Estimating Coding Tasks: What Could Go Wrong?

Here is how the task of “adding a hash to an existing DataFrame” went from taking a couple of days to consuming almost an entire sprint.

In Q2 of 2022, I started working on a data pipeline that fetches market data from a REST service and stores it in a BigQuery table. This is a high-level explanation of the pipeline. The interesting part is how the data is queried data, converting it to DataFrame and then uploading it BigQuery tables using GCSToBigQueryOperator of AirFlow.

Initially, it seemed simple to write, but Airflow’s “idempotent” principle added it bit of challenge. What to fetch from this REST service was decided by another table and even if JOB is idempotent the table it used as reference could change between 2 runs. After spending additional time, talking to Data Engineers pipelines was ready By the end of Q3 of 2022.
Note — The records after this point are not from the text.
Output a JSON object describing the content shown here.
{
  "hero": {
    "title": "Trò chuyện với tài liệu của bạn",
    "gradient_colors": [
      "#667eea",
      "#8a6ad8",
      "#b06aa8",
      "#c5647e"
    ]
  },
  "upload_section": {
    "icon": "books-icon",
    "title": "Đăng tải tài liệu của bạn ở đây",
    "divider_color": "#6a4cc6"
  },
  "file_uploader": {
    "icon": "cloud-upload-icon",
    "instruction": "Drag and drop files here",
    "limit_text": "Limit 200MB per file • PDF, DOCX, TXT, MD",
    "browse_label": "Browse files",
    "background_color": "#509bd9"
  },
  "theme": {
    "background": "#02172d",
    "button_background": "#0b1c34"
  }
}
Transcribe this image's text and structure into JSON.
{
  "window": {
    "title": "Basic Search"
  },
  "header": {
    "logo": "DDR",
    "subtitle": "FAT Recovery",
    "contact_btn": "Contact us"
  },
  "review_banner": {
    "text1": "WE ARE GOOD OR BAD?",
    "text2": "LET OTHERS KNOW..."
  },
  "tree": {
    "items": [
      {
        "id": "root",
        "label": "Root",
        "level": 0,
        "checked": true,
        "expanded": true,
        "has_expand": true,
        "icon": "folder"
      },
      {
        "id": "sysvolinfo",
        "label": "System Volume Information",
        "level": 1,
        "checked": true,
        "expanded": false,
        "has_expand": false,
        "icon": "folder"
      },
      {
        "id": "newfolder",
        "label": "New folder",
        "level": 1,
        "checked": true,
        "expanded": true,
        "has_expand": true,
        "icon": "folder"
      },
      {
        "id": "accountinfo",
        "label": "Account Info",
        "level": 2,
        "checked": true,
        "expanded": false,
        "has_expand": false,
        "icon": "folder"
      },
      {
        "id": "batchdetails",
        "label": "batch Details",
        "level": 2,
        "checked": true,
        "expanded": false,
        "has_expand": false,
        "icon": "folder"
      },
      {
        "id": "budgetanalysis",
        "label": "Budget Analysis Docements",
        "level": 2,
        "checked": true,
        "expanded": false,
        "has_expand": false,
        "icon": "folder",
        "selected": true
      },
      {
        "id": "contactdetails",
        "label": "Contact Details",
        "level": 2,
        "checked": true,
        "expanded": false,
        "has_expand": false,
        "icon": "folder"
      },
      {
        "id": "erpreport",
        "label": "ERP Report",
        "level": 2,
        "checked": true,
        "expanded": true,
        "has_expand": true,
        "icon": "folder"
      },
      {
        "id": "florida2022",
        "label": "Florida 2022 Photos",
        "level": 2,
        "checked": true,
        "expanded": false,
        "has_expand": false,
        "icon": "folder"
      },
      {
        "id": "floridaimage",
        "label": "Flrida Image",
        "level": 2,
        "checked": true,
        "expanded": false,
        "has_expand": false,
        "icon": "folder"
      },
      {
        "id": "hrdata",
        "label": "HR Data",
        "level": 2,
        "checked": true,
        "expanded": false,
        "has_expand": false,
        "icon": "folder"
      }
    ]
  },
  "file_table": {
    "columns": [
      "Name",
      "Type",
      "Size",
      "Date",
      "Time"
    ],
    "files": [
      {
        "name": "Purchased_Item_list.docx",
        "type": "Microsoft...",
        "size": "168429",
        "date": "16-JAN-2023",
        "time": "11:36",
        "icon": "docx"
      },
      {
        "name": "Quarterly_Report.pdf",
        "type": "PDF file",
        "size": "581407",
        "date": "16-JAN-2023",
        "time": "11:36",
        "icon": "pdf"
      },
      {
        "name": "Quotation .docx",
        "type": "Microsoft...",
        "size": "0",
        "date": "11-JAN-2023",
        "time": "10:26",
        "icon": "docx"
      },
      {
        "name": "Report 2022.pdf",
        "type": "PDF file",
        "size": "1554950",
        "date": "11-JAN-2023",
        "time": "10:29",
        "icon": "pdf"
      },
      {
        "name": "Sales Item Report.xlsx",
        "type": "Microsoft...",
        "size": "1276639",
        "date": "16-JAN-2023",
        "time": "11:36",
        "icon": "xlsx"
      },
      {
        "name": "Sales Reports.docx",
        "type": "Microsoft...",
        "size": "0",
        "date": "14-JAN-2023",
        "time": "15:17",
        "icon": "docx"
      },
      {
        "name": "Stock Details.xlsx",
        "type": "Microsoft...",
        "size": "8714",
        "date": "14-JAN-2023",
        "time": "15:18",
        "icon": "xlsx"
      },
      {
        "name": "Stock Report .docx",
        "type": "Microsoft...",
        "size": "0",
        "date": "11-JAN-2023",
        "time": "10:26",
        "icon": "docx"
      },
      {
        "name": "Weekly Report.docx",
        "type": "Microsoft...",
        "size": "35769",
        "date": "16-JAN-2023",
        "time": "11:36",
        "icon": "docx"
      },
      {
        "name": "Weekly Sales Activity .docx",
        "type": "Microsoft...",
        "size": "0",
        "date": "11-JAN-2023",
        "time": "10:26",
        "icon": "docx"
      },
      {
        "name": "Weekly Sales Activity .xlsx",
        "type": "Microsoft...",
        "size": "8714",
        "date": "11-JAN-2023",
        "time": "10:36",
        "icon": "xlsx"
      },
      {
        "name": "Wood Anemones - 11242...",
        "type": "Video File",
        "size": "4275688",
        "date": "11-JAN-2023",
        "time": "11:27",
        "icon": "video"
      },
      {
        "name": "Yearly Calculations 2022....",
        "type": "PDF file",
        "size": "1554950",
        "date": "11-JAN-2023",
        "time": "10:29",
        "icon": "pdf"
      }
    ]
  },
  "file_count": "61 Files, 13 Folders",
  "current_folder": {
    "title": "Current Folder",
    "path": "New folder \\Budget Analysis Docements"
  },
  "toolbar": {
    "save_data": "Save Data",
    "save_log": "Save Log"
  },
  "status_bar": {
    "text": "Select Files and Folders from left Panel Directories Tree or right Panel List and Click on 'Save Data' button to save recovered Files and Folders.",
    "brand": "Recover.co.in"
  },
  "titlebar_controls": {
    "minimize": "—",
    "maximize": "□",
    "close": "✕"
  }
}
Fast forward to Q1 of 2024. By this time, we had more users accessing the data, and we realized our query pattern was not using partitions properly. Or, rather, we wanted to access the data based on a string column, but it’s not possible to partition on a string column in BigQuery. This led to scanning large amounts of data and frequently hitting the daily quota.

This led us to consider how to partition data based on string columns. Our data engineer suggested converting that string column into an integer using FarmHash with an additional modulo operation. In the proof of concept, this reduced scanning by almost 90%, and query performance increased by 3-5x. We decided to proceed with this as the final solution. All we needed was to:

1. Create a table with Farmhash fingerprint
2. Change pipeline to compute the fingerprint
3. Upload the data.

To compute FarmHash fingerprints in Python, there is a pyfarmhash module. I installed the module and used the code below to compute the hash, and locally it all worked as desired.

def get_hash(val: str) -> int:
    return additonal_logic(pyfarmhash.fingerprint64(...))

df[‘hash’] = df[‘Col’].apply(get_hash)

With all the tests passing, it was now time to push the code to Airflow and run it. I was not expecting anything to go wrong at this stage. In fact, I was happy that everything worked as planned and within the estimated time.

With a happy mind and full of confidence, I pushed my changes, started the job, and then waited for 10-15 minutes for it to finish. Meanwhile, I switched to another task. Soon, I received an unexpected failure email from Airflow. I looked at the logs and was surprised to see that it failed while installing the pyfarmhash module!

To help you understand the problem, I need to explain the structure of the job. The job has the following steps:

1. Download the data in parquet format
2. Upload to GCS bucket
3. Delete existing data; if any. (avoid duplicate data)
4. Upload the data to BQ tables.

In this process, task-1, which downloads the data, is a separate Python module. To run it, I used the PythonVirtualenvOperator from Airflow. This operator allows you to specify packages as requirements and then installs them in a newly created virtual environment. Once the package is installed, all its dependencies are also installed, and you are ready to roll.

I added pyfarmhash as a dependency to the module that downloads the data, and everything else remained unchanged. And it failed! Why?

pyfarmhash is a hashing library implemented in C/C++. Upon installation, it requires GCC to compile the package, and that was not present on the Airflow host. It made sense not to have GCC on the Airflow host, but unfortunately, this was a blocker for me.

I looked for a pure Python implementation of the pyfarmhash package, but there were none. Then, I looked for wheel packages, but again, there were none. I considered building wheel packages and pushing them, but that would have led to a long-term responsibility of providing wheel packages internally. I wanted to avoid additional, workaround-like steps. I explored all the options and discussed them with the team maintaining Airflow. They suggested creating a Docker image and running it in KubernetesPodOperator. This was a good option, as I could control the environment and include whatever was required without relying on an external environment. Additionally, this solution had no workarounds. The only short-term drawback was that it needed more time to implement.

Before starting with a Docker-based solution, I had already spent about 16-20 hours on this task. For the Docker-based solution, I additionally needed to:

1. Change the Python package to have entry points to start download and purging logic.
2. Create a Docker package and test it (this was my second Docker image).

Since I was no longer going to use PythonVirtualEnvOperator in Airflow, I decided to remove it completely also improve the workflow. I had to change the python package to have entry points to start download & purging logic

It took me an additional 30-36 hours to have a final solution with the Docker image ready, which is 6-7 working days and, with initial 2 days included, it became a sprint long task.

I look back on this and wonder, I had to throw away working solution, change the module structure, create a docker image, change 10+ AirFlow jobs to use Docker image for tasks, dealing with this reality and overcoming initial frustration. All of this only because, "A single python module required “gcc” to compile!"